I finished reading Charles Frazier’s Thirteen Moons while alternately dozing into NyQuil hangover naps, sipping hot lemonade with maple syrup, mediating altercations between the teenager and the preschooler and staring out the window at the maples on fire. Goodness, they take my breath away.

I enjoyed snippets of fantasy — living deep in the mountains as Nina does. I picked up the book on her recommendation and it did not disappoint. It also made me long for a more wooded, rustic life. With steep inclines and difficult angles to traverse. Long vistas enshrouded in mountain mist and sun sparkles. Romantic, yes. Ohio, no.
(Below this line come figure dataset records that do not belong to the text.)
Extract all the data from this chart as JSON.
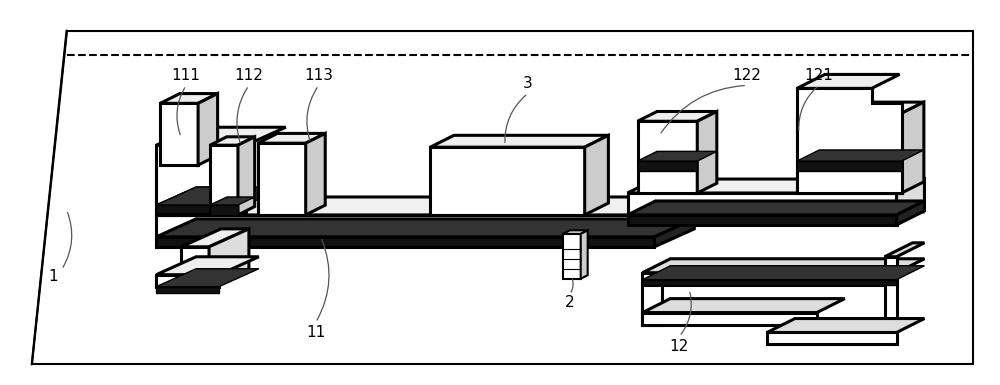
{
  "bg_color": "#ffffff",
  "lc": "#000000",
  "tlw": 2.2,
  "mlw": 1.5,
  "nlw": 0.9,
  "label_fs": 11,
  "fig_w": 10.0,
  "fig_h": 3.85,
  "dpi": 100
}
I thought a lot about place yesterday. I’ve written about this before, but am too lazy to look and link. So apologies to you if I repeat myself. I’ve never lived anywhere as an adult long enough to feel I’m home. I’ve not lived anywhere except for that one year in New Hampshire back in 1993-94 where I felt stirrings and hints of home. Home in the sense of place on earth, landscape, weather patterns, topography. I really am a New Englander at heart, and very much miss the warm pine groves and sandy soil of my youth. The area I grew up in has become too much of a suburban wasteland—over-developed, under-planned. Just like most of the country. Strip malled and chain restauranted. Just like most of this area. I wouldn’t want to move back there. But into the north, yes. I could live there.
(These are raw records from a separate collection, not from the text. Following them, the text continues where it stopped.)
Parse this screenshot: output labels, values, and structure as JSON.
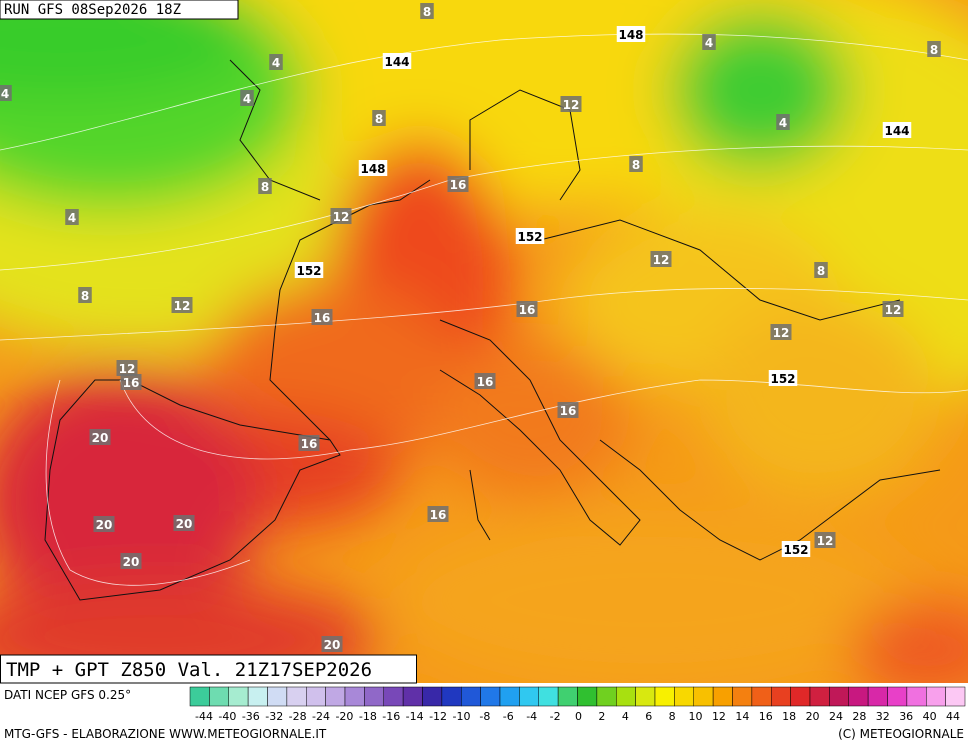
{
  "header": {
    "run": "RUN GFS 08Sep2026 18Z"
  },
  "map": {
    "labels": [
      "8",
      "148",
      "4",
      "8",
      "144",
      "4",
      "4",
      "4",
      "12",
      "8",
      "4",
      "144",
      "8",
      "148",
      "16",
      "8",
      "12",
      "4",
      "152",
      "12",
      "152",
      "8",
      "8",
      "12",
      "12",
      "16",
      "16",
      "12",
      "12",
      "16",
      "152",
      "16",
      "16",
      "20",
      "16",
      "16",
      "20",
      "20",
      "152",
      "12",
      "20",
      "20"
    ]
  },
  "title": "TMP + GPT Z850 Val. 21Z17SEP2026",
  "legend": {
    "source": "DATI NCEP GFS 0.25°",
    "ticks": [
      "-44",
      "-40",
      "-36",
      "-32",
      "-28",
      "-24",
      "-20",
      "-18",
      "-16",
      "-14",
      "-12",
      "-10",
      "-8",
      "-6",
      "-4",
      "-2",
      "0",
      "2",
      "4",
      "6",
      "8",
      "10",
      "12",
      "14",
      "16",
      "18",
      "20",
      "24",
      "28",
      "32",
      "36",
      "40",
      "44"
    ]
  },
  "footer": {
    "left": "MTG-GFS - ELABORAZIONE WWW.METEOGIORNALE.IT",
    "right": "(C) METEOGIORNALE"
  }
}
I also felt that sense of belonging when I lived in Northern California back in the late 1980s and we trekked up into the Sierra Nevada range for day trips. So yeah, mountains. At some point in my life, I hope to live in the mountains. Even more than I long for the ocean. Really, I love to visit the ocean, and long for a nearby body of water, be it river, pond or lake. And mountains. But that may not happen and I need to turn my attention to what ground I stand on today and for the foreseeable tomorrow.

Looking out at the property we bought here in Kent, I’m happy with our little place, even though I feel so out of sync with most of what lies beyond our boundaries. Yes, I’m building a life: work, friendships, partnerships. But I always feel as if I’m doing so with one foot out the door, keeping my toes touching down on some yet-to-be-revealed place. I wonder if it will ever feel like home in that bigger sense, or if I will ever let go completely and give myself over to it without question, without saving the best of me for some nonexistent future?
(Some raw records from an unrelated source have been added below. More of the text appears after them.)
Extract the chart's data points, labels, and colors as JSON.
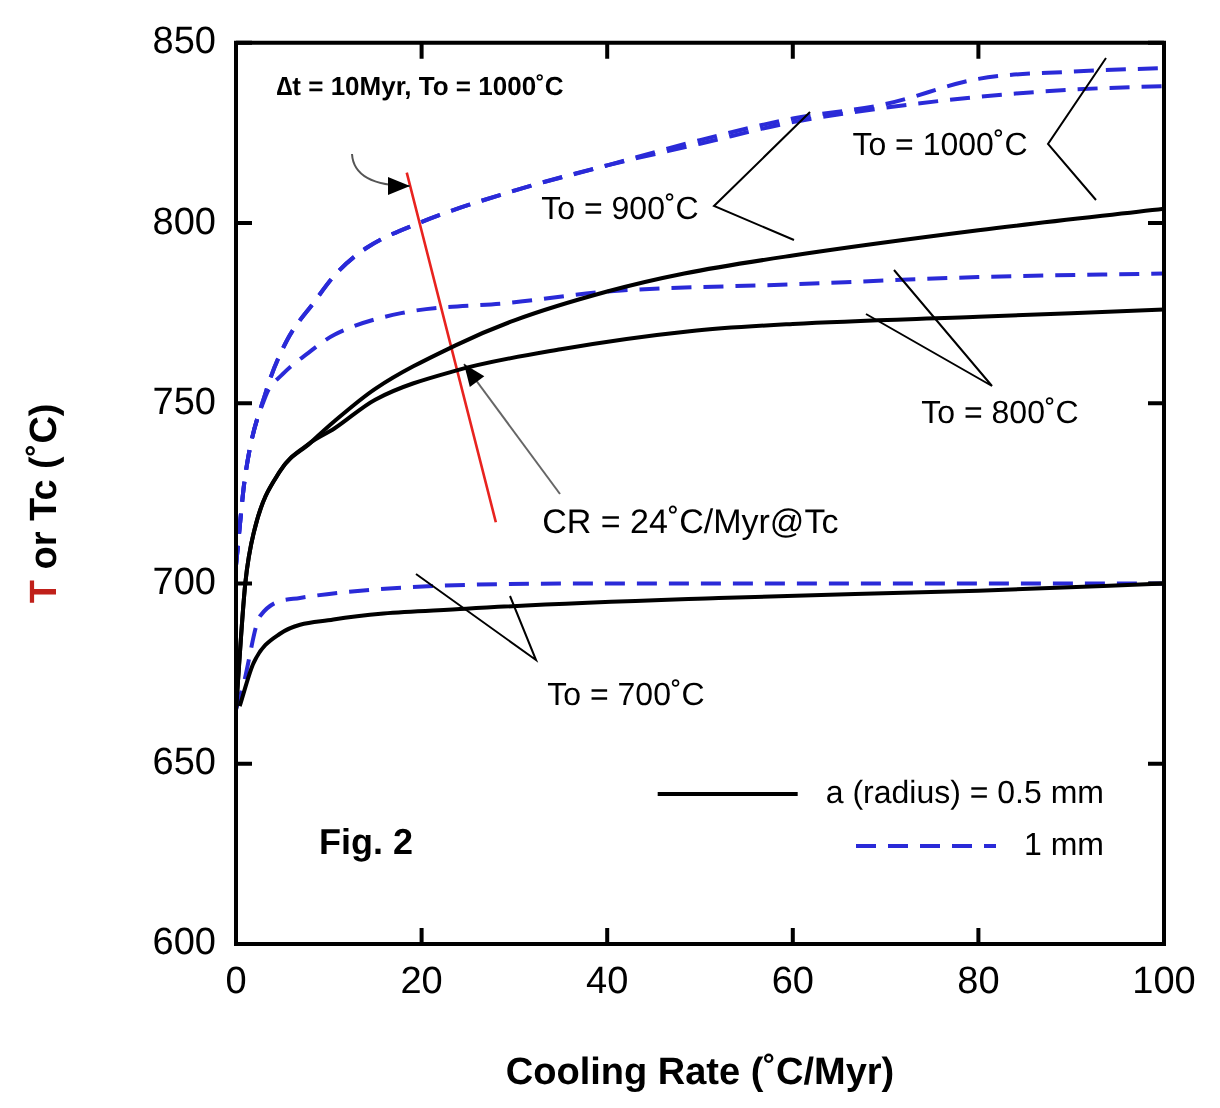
{
  "chart_data": {
    "type": "line",
    "xlabel": "Cooling Rate (˚C/Myr)",
    "ylabel": "T or Tc (˚C)",
    "xlim": [
      0,
      100
    ],
    "xticks": [
      0,
      20,
      40,
      60,
      80,
      100
    ],
    "ylim": [
      600,
      850
    ],
    "yticks": [
      600,
      650,
      700,
      750,
      800,
      850
    ],
    "legend": "bottom right",
    "marker": "none",
    "series": [
      {
        "name": "a (radius) = 0.5 mm",
        "color": "#000000",
        "line_style": "solid",
        "x": [
          0,
          1,
          2,
          4.7,
          8,
          10.6,
          15,
          23.6,
          30,
          40,
          48.3,
          60,
          80,
          100
        ],
        "values": [
          665,
          700,
          715,
          731,
          739,
          745,
          754,
          766,
          773,
          781,
          786,
          791,
          798,
          804
        ]
      },
      {
        "color": "#000000",
        "line_style": "solid",
        "x": [
          0,
          1,
          2,
          4.7,
          8,
          10.6,
          15,
          23.6,
          35,
          48.9,
          60,
          80,
          100
        ],
        "values": [
          665,
          700,
          715,
          731,
          739,
          743,
          751,
          759,
          765,
          770,
          772,
          774,
          776
        ]
      },
      {
        "color": "#000000",
        "line_style": "solid",
        "x": [
          0.4,
          1.9,
          4.7,
          10.5,
          24.8,
          52,
          80,
          100
        ],
        "values": [
          666,
          678,
          686,
          690,
          693,
          696,
          698,
          700
        ]
      },
      {
        "name": "1 mm",
        "color": "#2a2ad8",
        "line_style": "dashed",
        "x": [
          0,
          1,
          3.2,
          5.4,
          8.4,
          10.8,
          14,
          19.7,
          30,
          40,
          50,
          60,
          70,
          80,
          90,
          100
        ],
        "values": [
          705,
          730,
          753,
          767,
          778,
          786,
          793,
          800,
          809,
          816,
          823,
          829,
          833,
          840,
          842,
          843
        ]
      },
      {
        "color": "#2a2ad8",
        "line_style": "dashed",
        "x": [
          0,
          1,
          3.2,
          5.4,
          8.4,
          10.8,
          14,
          19.7,
          30,
          40,
          50,
          60,
          70,
          80,
          90,
          100
        ],
        "values": [
          705,
          730,
          753,
          767,
          778,
          786,
          793,
          800,
          809,
          816,
          822,
          828,
          832,
          835,
          837,
          838
        ]
      },
      {
        "color": "#2a2ad8",
        "line_style": "dashed",
        "x": [
          0,
          1,
          3.2,
          5,
          7.8,
          10.6,
          17.8,
          30,
          40,
          60,
          80,
          100
        ],
        "values": [
          705,
          730,
          752,
          758,
          764,
          769,
          775,
          778,
          781,
          783,
          785,
          786
        ]
      },
      {
        "color": "#2a2ad8",
        "line_style": "dashed",
        "x": [
          0,
          0.8,
          2.6,
          6.9,
          19,
          40,
          100
        ],
        "values": [
          665,
          672,
          691,
          696,
          699,
          700,
          700
        ]
      },
      {
        "color": "#e8231f",
        "line_style": "solid",
        "x": [
          18.4,
          28
        ],
        "values": [
          814,
          717
        ]
      }
    ],
    "annotations": [
      "∆t = 10Myr, To = 1000˚C",
      "To = 900˚C",
      "To = 1000˚C",
      "To = 800˚C",
      "To = 700˚C",
      {
        "text": "CR = 24˚C/Myr@Tc",
        "x": 24.6,
        "y": 761
      },
      "Fig. 2"
    ]
  }
}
We’re in as good a place as any right now while raising children. Chris’ business is growing. I have viable work. The kids are getting decent education. A small city with a growing art scene and alternatives to the drudgery and blind-sheepishness of mainstream life. Things are changing here. Inside and out. The kids are thriving and eventually they’ll be off in their own lives and who knows what that longed-for time of children grown and responsible for their own lives holds. Maybe middle life will bring me to a place in the woods nestles in mountains near a clear river. A room to write. Space to think. Time to breathe without sucking in the next item on the to-do list. So I’m 40 and Lila is 4. I’m looking at a late mid-life freedom, but it is as it should be, no matter how stifling that feels to me right now. And maybe middle life will find me loving all we’ve built here and not caring a bit that it’s Ohio and not New England. That would be fine too.

Ohio. Midwest. So flat and unremarkable to me in so many ways. Yet teaching me so much about how to be in the world. I’m seeing again that sometimes the yes is buried underneath the layers of no. Sometimes I can get to that yes by shaking it all up and making big changes. But I think for right now the best thing to do is to sit still, be quiet and listen.